1. Neal PR, Merk PF, Norins AL. Halo scalp ring: a form of localized scalp injury associated with caput succedaneum. Pediatr Dermatol 1984; 2: 52–54.

2. Prendiville JS, Esterly NB. Halo scalp ring: a cause of scarring alopecia. Arch Dermatol 1987; 123: 992–993.

3. Tanzi EL, Hornung RL, Silverberg NB. Halo scalp ring. A case series and review of the literature. Arch Pediatr Adolesc Med 2002; 156: 188–190.

4. Beutner KR. Halo ring scarring of alopecia. Pediatr Dermatol 1985; 3: 83.

5. Das S. Permanent baldness following caput succedaneum. J R Coll Gen Pract 1980; 30: 428–429.
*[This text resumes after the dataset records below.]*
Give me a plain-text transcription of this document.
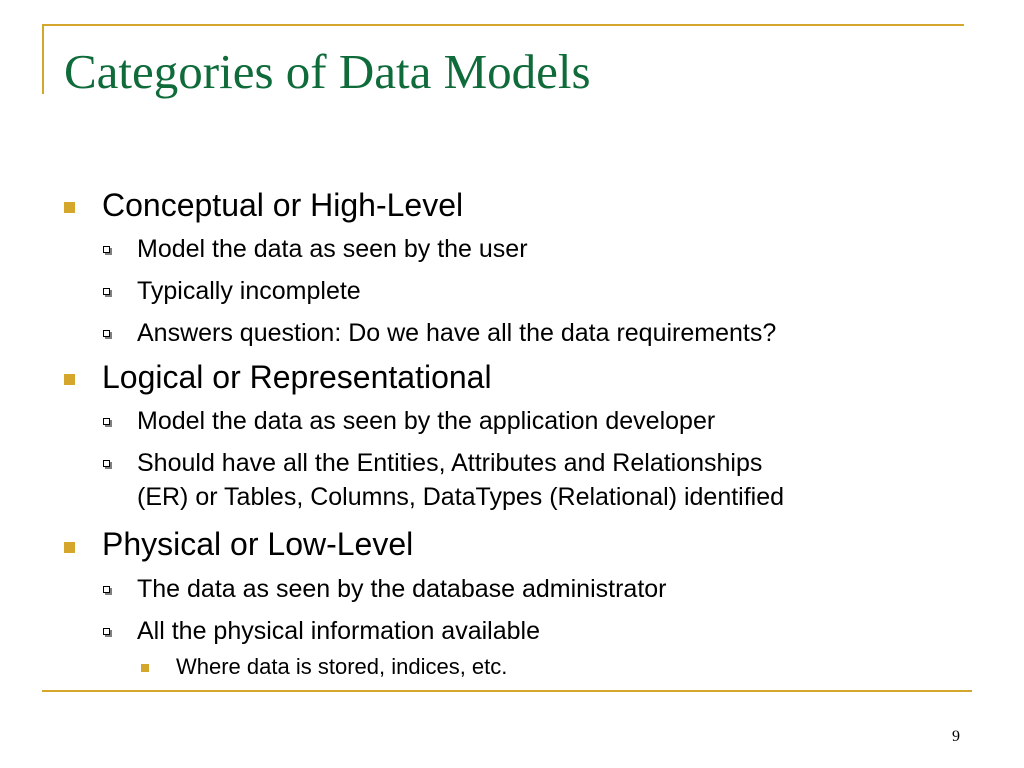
Categories of Data Models
Conceptual or High-Level
Model the data as seen by the user
Typically incomplete
Answers question: Do we have all the data requirements?
Logical or Representational
Model the data as seen by the application developer
Should have all the Entities, Attributes and Relationships
(ER) or Tables, Columns, DataTypes (Relational) identified
Physical or Low-Level
The data as seen by the database administrator
All the physical information available
Where data is stored, indices, etc.
9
6. Morykwas MT, Beason ES, Argenta LC. Scalp necrosis in a neonate treated with cultured autologous keratinocytes. Plast Reconstr Surg 1991; 87: 549–552.

7. Crowder JA, Frieden IJ, Price VH. Alopecia areata in infants and newborns. Pediatr Dermatol 2002; 19: 155–158.

8. Whiting DA. Traumatic alopecia. Int J Dermatol 1999; 38, (Suppl 1): 34–44.

9. Dominguez-Aunon JD, Garcia-Arpa M, Perez-Suarez B, Castano E, Rodriguez-Peralto JL, Guerra A, et al. Pressure alopecia. Int J Dermatol 2004; 43: 928–930.